Friday, January 05, 2007

Moving My Site to a New Hosting Company

Hi Girl Geek,
What's the best way to move my site from my current webhosting company to another without disrupting my website or interrupting my email? - S

Hi S,

Here's my understanding of the correct order of the process of SEAMLESSLY moving a site, pointing a domain at the new server, and transferring domains to a new registrar. At least this is how I've done it time and time again.

1. Your web designer should download and save your site from the old hosting service, then immediately upload it to your new hosting account as soon as that is establish and BEFORE the domain name servers (DNS) have been changed.

2. Your Web designer should then set up your email accounts on the new server.

I didn't know this, but you can have a site hosted on one server and the email hosted on another, if you want.

3. Only then the should the DNS (domain name server) change be initiated because when that process is complete it will simply point your domain at the new server, which has your site sitting there ready and waiting. The standard time it takes for this to occur is between 24-48 hours. I have had it happen even sooner. This way you can still get your email from the old server, then switch to the new server email options the day the tDNS propogate on the new server.

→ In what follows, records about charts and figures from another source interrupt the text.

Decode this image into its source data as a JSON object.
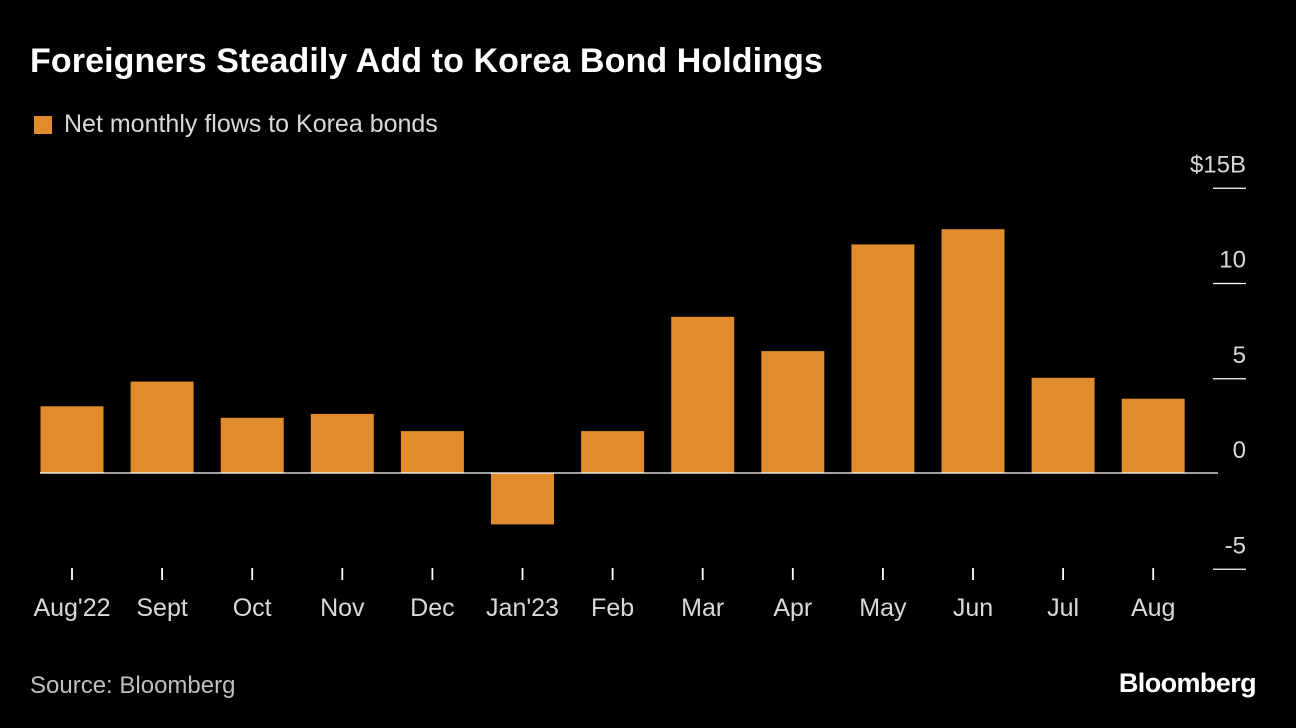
{
  "title": "Foreigners Steadily Add to Korea Bond Holdings",
  "source": "Source: Bloomberg",
  "logo": "Bloomberg",
  "colors": {
    "background": "#000000",
    "bar": "#e08c2c",
    "axis": "#ffffff",
    "text": "#ffffff",
    "muted": "#d9d9d9"
  },
  "chart_data": {
    "type": "bar",
    "title": "Foreigners Steadily Add to Korea Bond Holdings",
    "categories": [
      "Aug'22",
      "Sept",
      "Oct",
      "Nov",
      "Dec",
      "Jan'23",
      "Feb",
      "Mar",
      "Apr",
      "May",
      "Jun",
      "Jul",
      "Aug"
    ],
    "series": [
      {
        "name": "Net monthly flows to Korea bonds",
        "values": [
          3.5,
          4.8,
          2.9,
          3.1,
          2.2,
          -2.7,
          2.2,
          8.2,
          6.4,
          12.0,
          12.8,
          5.0,
          3.9
        ]
      }
    ],
    "yticks": [
      "$15B",
      "10",
      "5",
      "0",
      "-5"
    ],
    "ytick_values": [
      15,
      10,
      5,
      0,
      -5
    ],
    "ylim": [
      -5,
      15
    ],
    "xlabel": "",
    "ylabel": "",
    "legend": "top-left",
    "grid": false
  }
}
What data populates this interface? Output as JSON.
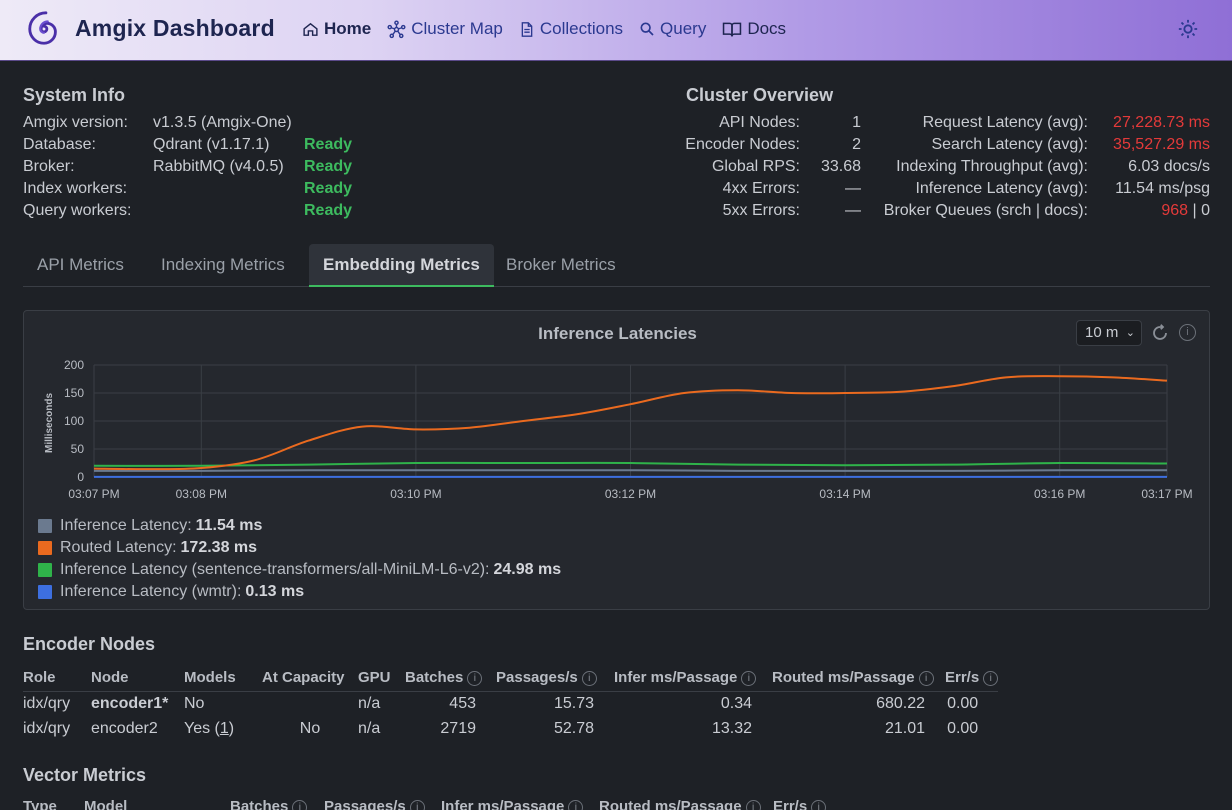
{
  "header": {
    "title": "Amgix Dashboard",
    "nav": [
      {
        "label": "Home",
        "icon": "home-icon",
        "active": true
      },
      {
        "label": "Cluster Map",
        "icon": "network-icon"
      },
      {
        "label": "Collections",
        "icon": "document-icon"
      },
      {
        "label": "Query",
        "icon": "search-icon"
      },
      {
        "label": "Docs",
        "icon": "book-icon"
      }
    ],
    "theme_icon": "sun-icon"
  },
  "system_info": {
    "title": "System Info",
    "rows": [
      {
        "label": "Amgix version:",
        "value": "v1.3.5 (Amgix-One)",
        "status": ""
      },
      {
        "label": "Database:",
        "value": "Qdrant (v1.17.1)",
        "status": "Ready"
      },
      {
        "label": "Broker:",
        "value": "RabbitMQ (v4.0.5)",
        "status": "Ready"
      },
      {
        "label": "Index workers:",
        "value": "",
        "status": "Ready"
      },
      {
        "label": "Query workers:",
        "value": "",
        "status": "Ready"
      }
    ]
  },
  "cluster_overview": {
    "title": "Cluster Overview",
    "left": [
      {
        "label": "API Nodes:",
        "value": "1"
      },
      {
        "label": "Encoder Nodes:",
        "value": "2"
      },
      {
        "label": "Global RPS:",
        "value": "33.68"
      },
      {
        "label": "4xx Errors:",
        "value": "—"
      },
      {
        "label": "5xx Errors:",
        "value": "—"
      }
    ],
    "right": [
      {
        "label": "Request Latency (avg):",
        "value": "27,228.73 ms"
      },
      {
        "label": "Search Latency (avg):",
        "value": "35,527.29 ms"
      },
      {
        "label": "Indexing Throughput (avg):",
        "value": "6.03 docs/s"
      },
      {
        "label": "Inference Latency (avg):",
        "value": "11.54 ms/psg"
      },
      {
        "label": "Broker Queues (srch | docs):",
        "value_red": "968",
        "value_rest": " | 0"
      }
    ]
  },
  "tabs": [
    "API Metrics",
    "Indexing Metrics",
    "Embedding Metrics",
    "Broker Metrics"
  ],
  "active_tab": "Embedding Metrics",
  "chart_panel": {
    "title": "Inference Latencies",
    "range": "10 m"
  },
  "chart_data": {
    "type": "line",
    "title": "Inference Latencies",
    "ylabel": "Milliseconds",
    "xlabel": "",
    "ylim": [
      0,
      200
    ],
    "yticks": [
      0,
      50,
      100,
      150,
      200
    ],
    "x_ticks": [
      "03:07 PM",
      "03:08 PM",
      "03:10 PM",
      "03:12 PM",
      "03:14 PM",
      "03:16 PM",
      "03:17 PM"
    ],
    "x_minutes": [
      0,
      1,
      3,
      5,
      7,
      9,
      10
    ],
    "grid": true,
    "legend_position": "bottom-left",
    "series": [
      {
        "name": "Inference Latency",
        "color": "#6b7a8f",
        "summary": "11.54 ms",
        "x": [
          0,
          1,
          2,
          3,
          4,
          5,
          6,
          7,
          8,
          9,
          10
        ],
        "y": [
          11,
          11,
          12,
          12,
          12,
          12,
          11,
          11,
          11,
          12,
          12
        ]
      },
      {
        "name": "Routed Latency",
        "color": "#ea6a1f",
        "summary": "172.38 ms",
        "x": [
          0,
          0.5,
          1,
          1.5,
          2,
          2.5,
          3,
          3.5,
          4,
          4.5,
          5,
          5.5,
          6,
          6.5,
          7,
          7.5,
          8,
          8.5,
          9,
          9.5,
          10
        ],
        "y": [
          15,
          14,
          16,
          30,
          65,
          90,
          85,
          88,
          100,
          112,
          130,
          150,
          155,
          150,
          150,
          152,
          162,
          178,
          180,
          178,
          172
        ]
      },
      {
        "name": "Inference Latency (sentence-transformers/all-MiniLM-L6-v2)",
        "color": "#2fb34a",
        "summary": "24.98 ms",
        "x": [
          0,
          1,
          2,
          3,
          4,
          5,
          6,
          7,
          8,
          9,
          10
        ],
        "y": [
          20,
          20,
          22,
          25,
          25,
          25,
          22,
          21,
          22,
          25,
          24
        ]
      },
      {
        "name": "Inference Latency (wmtr)",
        "color": "#3d6fe0",
        "summary": "0.13 ms",
        "x": [
          0,
          10
        ],
        "y": [
          0.13,
          0.13
        ]
      }
    ]
  },
  "encoder_nodes": {
    "title": "Encoder Nodes",
    "columns": [
      "Role",
      "Node",
      "Models",
      "At Capacity",
      "GPU",
      "Batches",
      "Passages/s",
      "Infer ms/Passage",
      "Routed ms/Passage",
      "Err/s"
    ],
    "rows": [
      {
        "role": "idx/qry",
        "node": "encoder1*",
        "models": "No",
        "models_link": "",
        "at_capacity": "",
        "gpu": "n/a",
        "batches": "453",
        "passages": "15.73",
        "infer": "0.34",
        "routed": "680.22",
        "err": "0.00"
      },
      {
        "role": "idx/qry",
        "node": "encoder2",
        "models": "Yes (",
        "models_link": "1",
        "models_end": ")",
        "at_capacity": "No",
        "gpu": "n/a",
        "batches": "2719",
        "passages": "52.78",
        "infer": "13.32",
        "routed": "21.01",
        "err": "0.00"
      }
    ]
  },
  "vector_metrics": {
    "title": "Vector Metrics",
    "columns": [
      "Type",
      "Model",
      "Batches",
      "Passages/s",
      "Infer ms/Passage",
      "Routed ms/Passage",
      "Err/s"
    ]
  }
}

4. Finally, when everything is working and your site is tested at the new hosting company (making sure all your links work, pages load correctly and your email is working), then and only then would I request for your domain name to be transferred to the new registrar. Note: Moving a site to a new server/hosting company does NOT require transferring a domain name to a new registrar. That's the prerogative of the site owner. The only reason I do this for clients is so they get one bill and one customer service person to deal with if anything comes up about their website.

NOTE: , when your web designer sets up your email account on the new server, to reduce SPAM, which can never to totally eliminated, see if they offer a spam filter or spam assassin on your hosting package.

Sigh...one of the sad facts about having a live link to your email on a website is that you will get alot of SPAM and there's very little you can do about it. Recently I found that I have 5000+ spam emails sitting on the server clogging up my hosting account. Such is life on the web!

Thanks for asking!

Annette Vaillancourt
Girl Geek Web Designs: Custom Web Design and SEO for Small Businesses on a Budget
Call for a Free Initial Consultation
1-877-866-4335

1 comment:

James Fryer said...

"...you can have a site hosted on one server and the email hosted on another, if you want."

This is true and some small businesses do this to run an Exchange server on an in house server. But it will cause problems with forms that email the results. They won't be properly delivered to addresses on that domain because the web server won't bother to do the look up and see that the mail goes anywhere else. The web server will just dump it to itself.

This can be avoided by sending the form results to another email address not on the same domain, then forwarding the mail back to any email address on the domain.